What I do know happens is that the SIGFPE handler terminates execution in some special way, as in the Perl example: https://github.com/pipcet/perl/blob/5a512245befd495e146a9d77d78da38918555f18/Configure#L11786. That's something we can support half-way, by calling the right handler, but we can't fill out the siginfo meaningfully for debugging.

It appears not to be standards-compliant to longjmp() from the SIGFPE handler (MSDN has an example that does this at https://msdn.microsoft.com/en-us/library/aa272905(v=vs.60).aspx, but it's, well, MSDN); we could support that, at a price, or with a special invocation of setjmp().

What we can't support, as far as I can see, is turning the trapping operation into a C++ exception.

Again, I was very wrong about the scale of this problem. Since the operators it affects are already somewhat slow and unlikely to be a performance bottleneck, I see no real problem anymore with wrapping them in safe functions.

sunfishcode commented 7 years ago

Thanks for the link to that perl code. I'm interested in examples like that because in practice, converting a large float to integer gives different values on different platforms (INT_MIN on x86, INT_MAX on arm, etc.), so naive uses of it would often already lead to observable bugs. In perl's case, it's in the Configure script, and it appears perl itself doesn't actually need that bit of code, because it doesn't use the CASTI32 config variable that gets set as a result.

Since you mention standards-compliance, it's worth noting float-to-int conversion overflow is full-fledged undefined behavior in both C and C++, so the code in that Configure script is officially buggy, for what that's worth.

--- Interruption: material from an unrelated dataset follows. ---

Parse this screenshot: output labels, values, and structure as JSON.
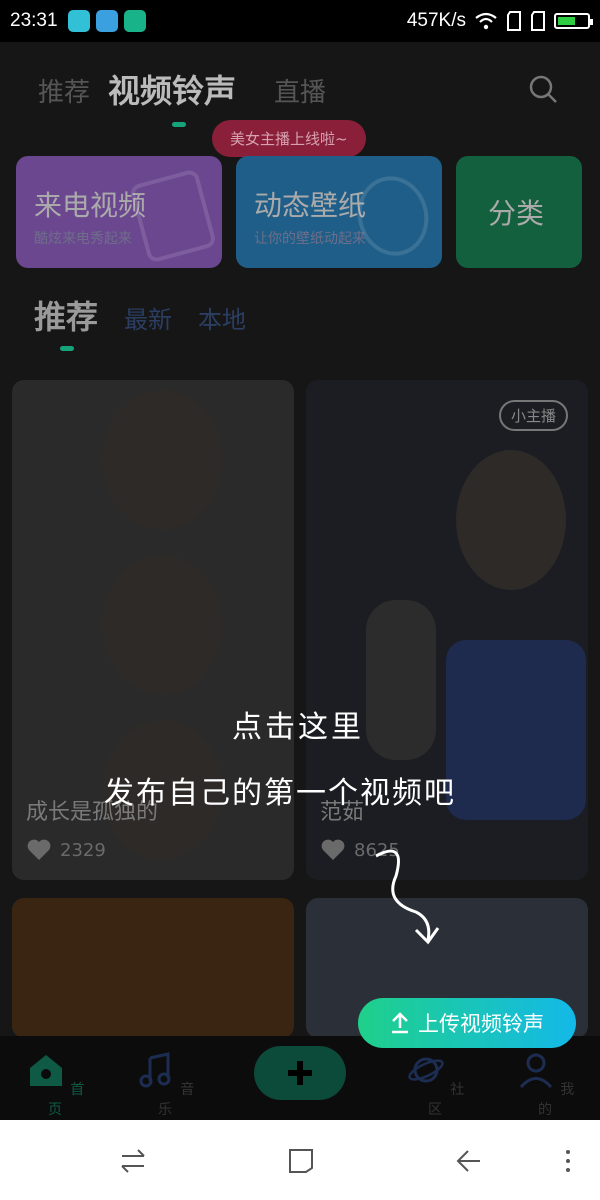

That MSDN link is also interesting. That code won't work on wasm, because wasm has no _control87 nor any equivalent (though there are some ideas about providing more complete IEEE 754 functionality in the future).

pipcet commented 7 years ago

it appears perl itself doesn't actually need that bit of code

There's an identical test that sets CASTFLAGS & 2, which is actually used, if I'm reading the code correctly.

I also found http://www.open-std.org/jtc1/sc22/wg14/www/docs/n1318.htm very interesting, because it implies that it's not just an issue of the standard omitting to make SIGFPE+longjmp() safe, it actually wouldn't work on real products.

sunfishcode commented 7 years ago

Ok, I see CASTFLAGS & 2 in numeric.c. Interestingly, it looks like it's using that to test whether it's safe to cast floating-point values in [0x80000000,UINT32_MAX] to uint32_t, which is fully defined in the C standard. That would mean it's only being used to work around buggy compilers. So it appears the perl code itself isn't actually depending on any undefined behavior here, only the Configure code is, which I find interesting :-).

pipcet commented 7 years ago

Oops, looks like one of those buggy compilers is mine :-) Hopefully fixed now.

I don't understand the Perl code's logic; it sets CASTFLAGS to 7 for wasm, but there's not really a reason for that, as you point out.

jfbastien commented 7 years ago

Can we close this?

pipcet commented 7 years ago

Yes! Thanks again for convincing me that what wasm provides is good enough for portable software.